Looked at in isolation, the sudden intensity of the pressure on the UK from Big Pharma might seem odd. Some criticism of the UK’s unusually arcane system is justified. Instead of negotiating drug prices directly with manufacturers like other major markets, UK authorities rely heavily on a steep “clawback” tax on sales over a certain level in order to restrain spending. (Drugs must also pass a cost-effectiveness review in order to be recommended for use in the National Health Service.) The clawback rate has climbed to almost 23 per cent, putting it at the centre of the current stand-off.
The drugmakers have been tolerating this system for years, however. While they receive much lower prices in the UK and other European markets than in the US, these prices are still far above their marginal cost of production. The companies counter, fairly, that they need to charge a price that reflects the huge costs of developing and testing new drugs.
But their financial results suggest that they’re far from struggling for money to fund innovation. Over the past five full financial years, the biggest four US pharmaceutical companies — Eli Lilly, Johnson & Johnson, Merck and Pfizer — earned net income of $261bn, or 21.8 per cent of their revenue, according to my analysis of S&P Capital IQ data. That’s nearly double the five-year average net profit margin of 11.7 per cent for the wider S&P 500 index.
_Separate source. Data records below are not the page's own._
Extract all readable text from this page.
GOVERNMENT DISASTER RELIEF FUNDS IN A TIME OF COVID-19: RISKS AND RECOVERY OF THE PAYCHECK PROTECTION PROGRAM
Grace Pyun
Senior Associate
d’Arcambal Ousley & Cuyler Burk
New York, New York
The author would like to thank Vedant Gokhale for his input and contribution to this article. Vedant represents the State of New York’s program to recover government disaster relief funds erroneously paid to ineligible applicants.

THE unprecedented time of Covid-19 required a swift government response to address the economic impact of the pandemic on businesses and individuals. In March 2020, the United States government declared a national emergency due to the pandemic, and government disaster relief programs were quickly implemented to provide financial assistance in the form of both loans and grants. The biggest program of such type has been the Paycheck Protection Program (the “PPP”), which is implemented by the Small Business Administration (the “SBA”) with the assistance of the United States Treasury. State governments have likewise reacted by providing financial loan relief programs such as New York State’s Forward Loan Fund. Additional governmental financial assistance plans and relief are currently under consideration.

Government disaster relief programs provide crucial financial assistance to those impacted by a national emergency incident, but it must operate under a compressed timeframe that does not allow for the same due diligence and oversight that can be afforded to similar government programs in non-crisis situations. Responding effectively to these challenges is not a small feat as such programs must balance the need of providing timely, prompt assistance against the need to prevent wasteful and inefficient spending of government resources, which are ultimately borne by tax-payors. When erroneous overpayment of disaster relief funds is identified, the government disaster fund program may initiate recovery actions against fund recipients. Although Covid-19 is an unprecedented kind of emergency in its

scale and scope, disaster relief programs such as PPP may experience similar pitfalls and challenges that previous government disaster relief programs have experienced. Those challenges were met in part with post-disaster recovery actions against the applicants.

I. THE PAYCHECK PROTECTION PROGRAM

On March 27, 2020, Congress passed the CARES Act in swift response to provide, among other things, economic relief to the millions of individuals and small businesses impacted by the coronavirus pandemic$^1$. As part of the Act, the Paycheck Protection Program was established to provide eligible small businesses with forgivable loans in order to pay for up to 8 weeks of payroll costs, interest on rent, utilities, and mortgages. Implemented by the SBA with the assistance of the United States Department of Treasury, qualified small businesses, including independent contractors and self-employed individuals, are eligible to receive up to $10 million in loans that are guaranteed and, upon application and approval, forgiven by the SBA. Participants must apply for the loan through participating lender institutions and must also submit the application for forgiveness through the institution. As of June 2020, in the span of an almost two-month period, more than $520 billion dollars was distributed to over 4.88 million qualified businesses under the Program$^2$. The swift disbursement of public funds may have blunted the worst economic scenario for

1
The main driver of Big Pharma’s elevated concern about UK drug pricing may be Donald Trump. In May, the US president unveiled an executive order that accused drugmakers of a scheme to “deeply discount their products to access foreign markets, and subsidize that decrease through enormously high prices” in the US.
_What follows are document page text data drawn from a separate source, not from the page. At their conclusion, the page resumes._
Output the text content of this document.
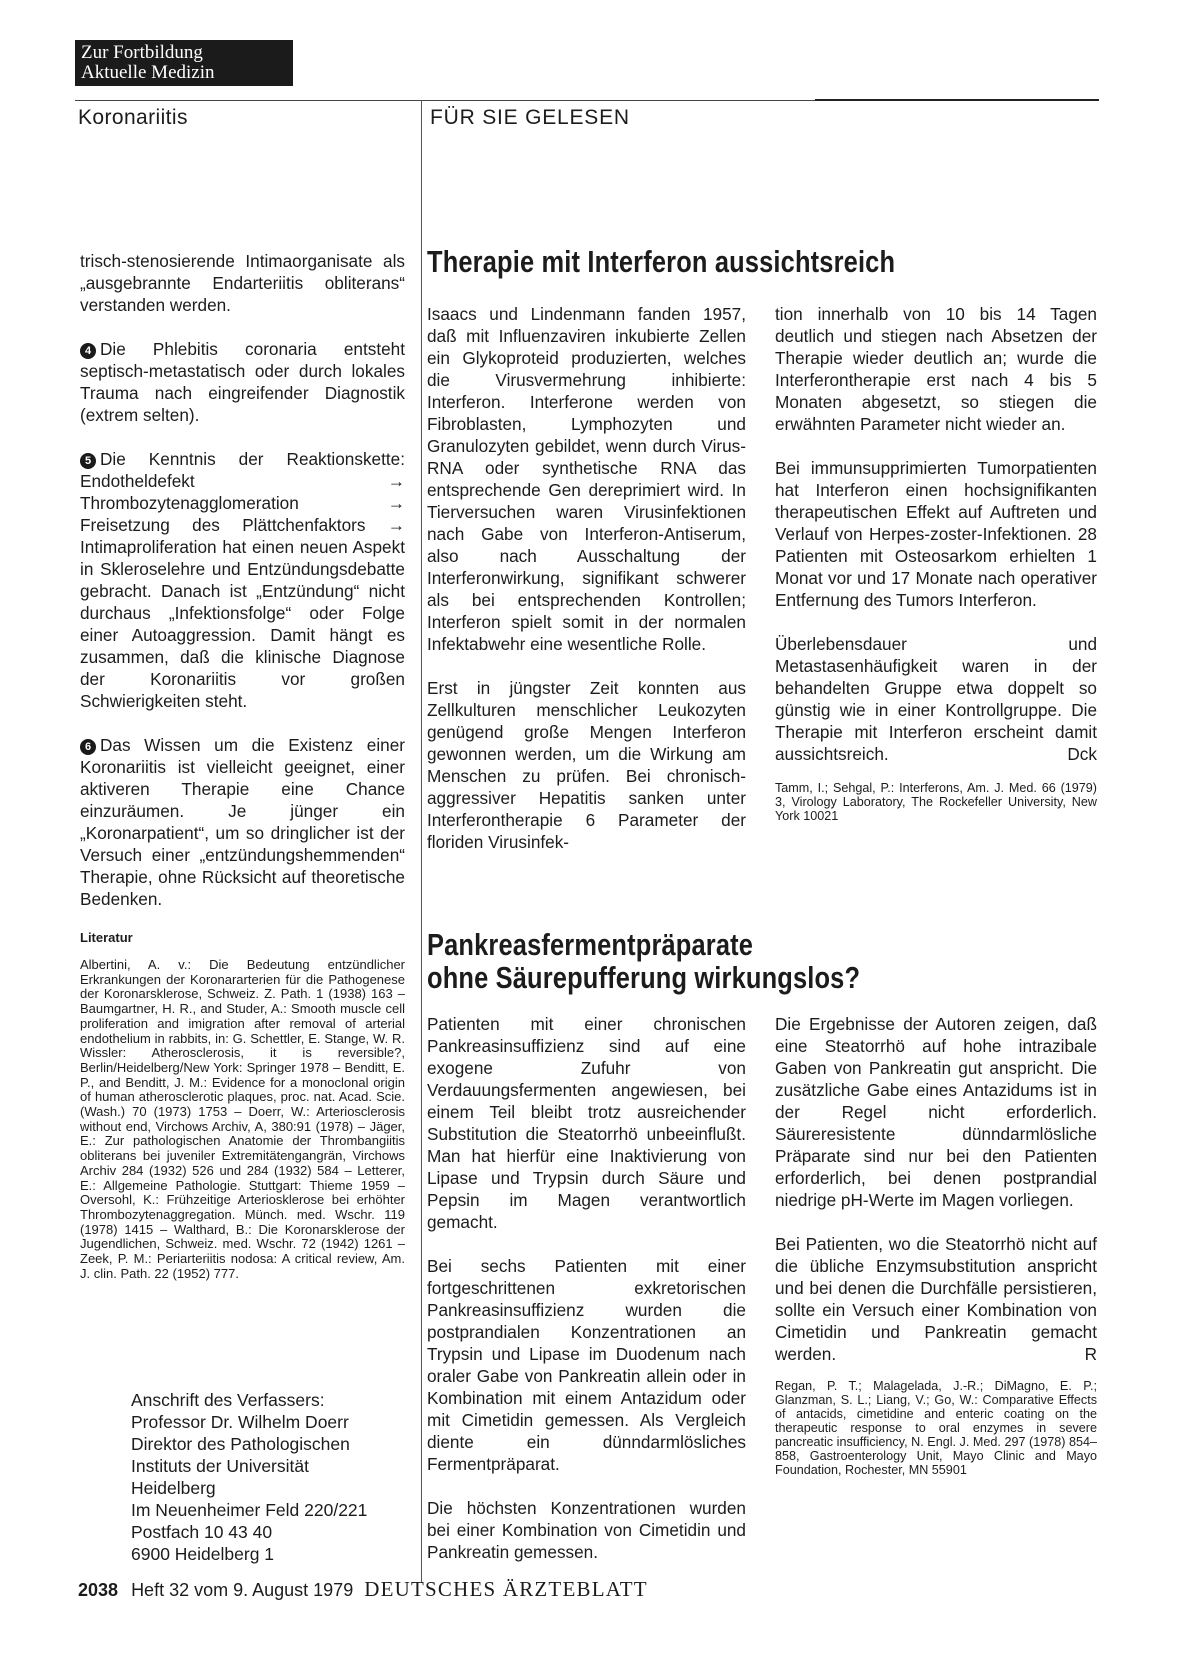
Zur Fortbildung
Aktuelle Medizin
Koronariitis	FÜR SIE GELESEN

trisch-stenosierende Intimaorganisate als „ausgebrannte Endarteriitis obliterans“ verstanden werden.

4 Die Phlebitis coronaria entsteht septisch-metastatisch oder durch lokales Trauma nach eingreifender Diagnostik (extrem selten).

5 Die Kenntnis der Reaktionskette: Endotheldefekt → Thrombozytenagglomeration → Freisetzung des Plättchenfaktors → Intimaproliferation hat einen neuen Aspekt in Skleroselehre und Entzündungsdebatte gebracht. Danach ist „Entzündung“ nicht durchaus „Infektionsfolge“ oder Folge einer Autoaggression. Damit hängt es zusammen, daß die klinische Diagnose der Koronariitis vor großen Schwierigkeiten steht.

6 Das Wissen um die Existenz einer Koronariitis ist vielleicht geeignet, einer aktiveren Therapie eine Chance einzuräumen. Je jünger ein „Koronarpatient“, um so dringlicher ist der Versuch einer „entzündungshemmenden“ Therapie, ohne Rücksicht auf theoretische Bedenken.

Literatur
Albertini, A. v.: Die Bedeutung entzündlicher Erkrankungen der Koronararterien für die Pathogenese der Koronarsklerose, Schweiz. Z. Path. 1 (1938) 163 – Baumgartner, H. R., and Studer, A.: Smooth muscle cell proliferation and imigration after removal of arterial endothelium in rabbits, in: G. Schettler, E. Stange, W. R. Wissler: Atherosclerosis, it is reversible?, Berlin/Heidelberg/New York: Springer 1978 – Benditt, E. P., and Benditt, J. M.: Evidence for a monoclonal origin of human atherosclerotic plaques, proc. nat. Acad. Scie. (Wash.) 70 (1973) 1753 – Doerr, W.: Arteriosclerosis without end, Virchows Archiv, A, 380:91 (1978) – Jäger, E.: Zur pathologischen Anatomie der Thrombangiitis obliterans bei juveniler Extremitätengangrän, Virchows Archiv 284 (1932) 526 und 284 (1932) 584 – Letterer, E.: Allgemeine Pathologie. Stuttgart: Thieme 1959 – Oversohl, K.: Frühzeitige Arteriosklerose bei erhöhter Thrombozytenaggregation. Münch. med. Wschr. 119 (1978) 1415 – Walthard, B.: Die Koronarsklerose der Jugendlichen, Schweiz. med. Wschr. 72 (1942) 1261 – Zeek, P. M.: Periarteriitis nodosa: A critical review, Am. J. clin. Path. 22 (1952) 777.
Anschrift des Verfassers:
Professor Dr. Wilhelm Doerr
Direktor des Pathologischen
Instituts der Universität
Heidelberg
Im Neuenheimer Feld 220/221
Postfach 10 43 40
6900 Heidelberg 1
Therapie mit Interferon aussichtsreich

Isaacs und Lindenmann fanden 1957, daß mit Influenzaviren inkubierte Zellen ein Glykoproteid produzierten, welches die Virusvermehrung inhibierte: Interferon. Interferone werden von Fibroblasten, Lymphozyten und Granulozyten gebildet, wenn durch Virus-RNA oder synthetische RNA das entsprechende Gen dereprimiert wird. In Tierversuchen waren Virusinfektionen nach Gabe von Interferon-Antiserum, also nach Ausschaltung der Interferonwirkung, signifikant schwerer als bei entsprechenden Kontrollen; Interferon spielt somit in der normalen Infektabwehr eine wesentliche Rolle.

Erst in jüngster Zeit konnten aus Zellkulturen menschlicher Leukozyten genügend große Mengen Interferon gewonnen werden, um die Wirkung am Menschen zu prüfen. Bei chronisch-aggressiver Hepatitis sanken unter Interferontherapie 6 Parameter der floriden Virusinfek-

tion innerhalb von 10 bis 14 Tagen deutlich und stiegen nach Absetzen der Therapie wieder deutlich an; wurde die Interferontherapie erst nach 4 bis 5 Monaten abgesetzt, so stiegen die erwähnten Parameter nicht wieder an.

Bei immunsupprimierten Tumorpatienten hat Interferon einen hochsignifikanten therapeutischen Effekt auf Auftreten und Verlauf von Herpes-zoster-Infektionen. 28 Patienten mit Osteosarkom erhielten 1 Monat vor und 17 Monate nach operativer Entfernung des Tumors Interferon.

Überlebensdauer und Metastasenhäufigkeit waren in der behandelten Gruppe etwa doppelt so günstig wie in einer Kontrollgruppe. Die Therapie mit Interferon erscheint damit aussichtsreich.	Dck
Tamm, I.; Sehgal, P.: Interferons, Am. J. Med. 66 (1979) 3, Virology Laboratory, The Rockefeller University, New York 10021
Pankreasfermentpräparate
ohne Säurepufferung wirkungslos?

Patienten mit einer chronischen Pankreasinsuffizienz sind auf eine exogene Zufuhr von Verdauungsfermenten angewiesen, bei einem Teil bleibt trotz ausreichender Substitution die Steatorrhö unbeeinflußt. Man hat hierfür eine Inaktivierung von Lipase und Trypsin durch Säure und Pepsin im Magen verantwortlich gemacht.

Bei sechs Patienten mit einer fortgeschrittenen exkretorischen Pankreasinsuffizienz wurden die postprandialen Konzentrationen an Trypsin und Lipase im Duodenum nach oraler Gabe von Pankreatin allein oder in Kombination mit einem Antazidum oder mit Cimetidin gemessen. Als Vergleich diente ein dünndarmlösliches Fermentpräparat.

Die höchsten Konzentrationen wurden bei einer Kombination von Cimetidin und Pankreatin gemessen.

Die Ergebnisse der Autoren zeigen, daß eine Steatorrhö auf hohe intrazibale Gaben von Pankreatin gut anspricht. Die zusätzliche Gabe eines Antazidums ist in der Regel nicht erforderlich. Säureresistente dünndarmlösliche Präparate sind nur bei den Patienten erforderlich, bei denen postprandial niedrige pH-Werte im Magen vorliegen.

Bei Patienten, wo die Steatorrhö nicht auf die übliche Enzymsubstitution anspricht und bei denen die Durchfälle persistieren, sollte ein Versuch einer Kombination von Cimetidin und Pankreatin gemacht werden.	R
Regan, P. T.; Malagelada, J.-R.; DiMagno, E. P.; Glanzman, S. L.; Liang, V.; Go, W.: Comparative Effects of antacids, cimetidine and enteric coating on the therapeutic response to oral enzymes in severe pancreatic insufficiency, N. Engl. J. Med. 297 (1978) 854–858, Gastroenterology Unit, Mayo Clinic and Mayo Foundation, Rochester, MN 55901
2038 Heft 32 vom 9. August 1979 DEUTSCHES ÄRZTEBLATT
The inspiration for the move, Trump said, came from a friend who visited London and bought an anti-obesity drug at a fraction of the US price. His order would impose a “most-favoured nation” regime, forcing companies to offer Americans the same prices found in countries such as the UK. Trump’s government has said it will decide on its next steps after the end of this month.
The proposed policy is unlikely to succeed in lowering US prices to levels seen in Europe, as this paper from the Center for Global Development explains in detail. Instead, drugs elsewhere would probably rise in price — or just disappear. The US market is so big and lucrative that pharmaceutical companies would be incentivised to keep new drugs off other markets that can’t or won’t match US prices, rather than risk having to lower the latter.
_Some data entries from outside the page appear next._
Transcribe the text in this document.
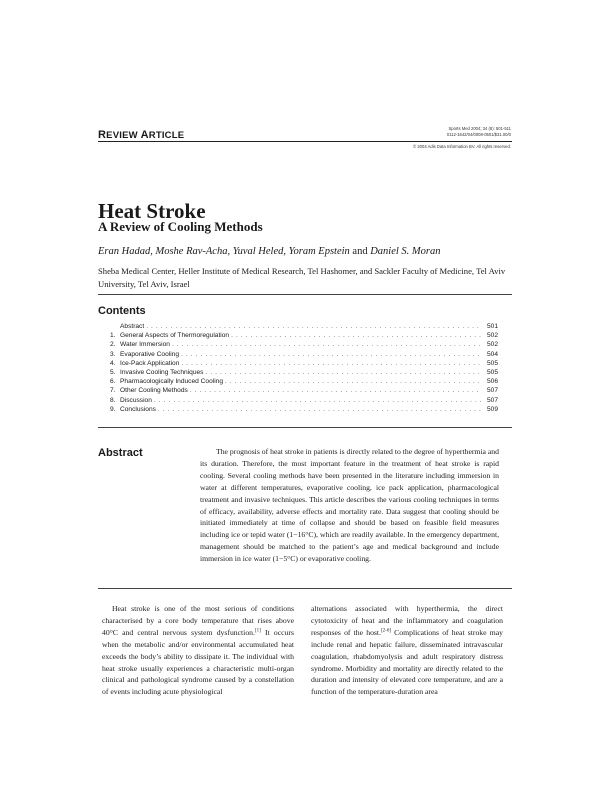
REVIEW ARTICLE
Sports Med 2004; 34 (8): 501-511
0112-1642/04/0008-0501/$31.00/0
© 2004 Adis Data Information BV. All rights reserved.
Heat Stroke
A Review of Cooling Methods
Eran Hadad, Moshe Rav-Acha, Yuval Heled, Yoram Epstein and Daniel S. Moran
Sheba Medical Center, Heller Institute of Medical Research, Tel Hashomer, and Sackler Faculty of Medicine, Tel Aviv University, Tel Aviv, Israel
Contents
Abstract . . .	501
1. General Aspects of Thermoregulation . . .	502
2. Water Immersion . . .	502
3. Evaporative Cooling . . .	504
4. Ice-Pack Application . . .	505
5. Invasive Cooling Techniques . . .	505
6. Pharmacologically Induced Cooling . . .	506
7. Other Cooling Methods . . .	507
8. Discussion . . .	507
9. Conclusions . . .	509
Abstract	The prognosis of heat stroke in patients is directly related to the degree of hyperthermia and its duration. Therefore, the most important feature in the treatment of heat stroke is rapid cooling. Several cooling methods have been presented in the literature including immersion in water at different temperatures, evaporative cooling, ice pack application, pharmacological treatment and invasive techniques. This article describes the various cooling techniques in terms of efficacy, availability, adverse effects and mortality rate. Data suggest that cooling should be initiated immediately at time of collapse and should be based on feasible field measures including ice or tepid water (1−16°C), which are readily available. In the emergency department, management should be matched to the patient’s age and medical background and include immersion in ice water (1−5°C) or evaporative cooling.
Heat stroke is one of the most serious of conditions characterised by a core body temperature that rises above 40°C and central nervous system dysfunction.[1] It occurs when the metabolic and/or environmental accumulated heat exceeds the body’s ability to dissipate it. The individual with heat stroke usually experiences a characteristic multi-organ clinical and pathological syndrome caused by a constellation of events including acute physiological
alternations associated with hyperthermia, the direct cytotoxicity of heat and the inflammatory and coagulation responses of the host.[2-6] Complications of heat stroke may include renal and hepatic failure, disseminated intravascular coagulation, rhabdomyolysis and adult respiratory distress syndrome. Morbidity and mortality are directly related to the duration and intensity of elevated core temperature, and are a function of the temperature-duration area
That dynamic is already visible. This week Bristol Myers Squibb announced a UK price for a new schizophrenia treatment of $22,500 a year, the same as it charges in the US. The company’s chief commercialisation officer said it was prepared “to walk away if [UK authorities] cannot recognise the value of our medicine”.
Still, Trump is right to note the need for action on the “inflated prices” paid for medicines in the US. One obvious answer — introducing the same sort of national health insurance system and price controls seen in other advanced nations — looks politically impossible in the foreseeable future.
But there are opportunities to apply greater pressure within the existing framework — witness the sweeping changes in Joe Biden’s Inflation Reduction Act, giving the Medicare programme power to negotiate drug prices directly. (This is what Biden was trying to describe last year with his fatally mangled debate remark that “we finally beat Medicare”).
There is huge scope, too, to rethink the intellectual property regime for the pharmaceutical sector, and better align the financial interests of companies with the needs of societies. One radical but intriguing idea is the “delinkage” concept floated by former GSK chief executive Andrew Witty, under which governments could fund companies’ research and development of new drugs, which would then be sold at prices close to the marginal cost of production.
Shkreli was right that the pharmaceutical market is a capitalist system with capitalist rules. The question is whether that system, and those rules, are in need of an update.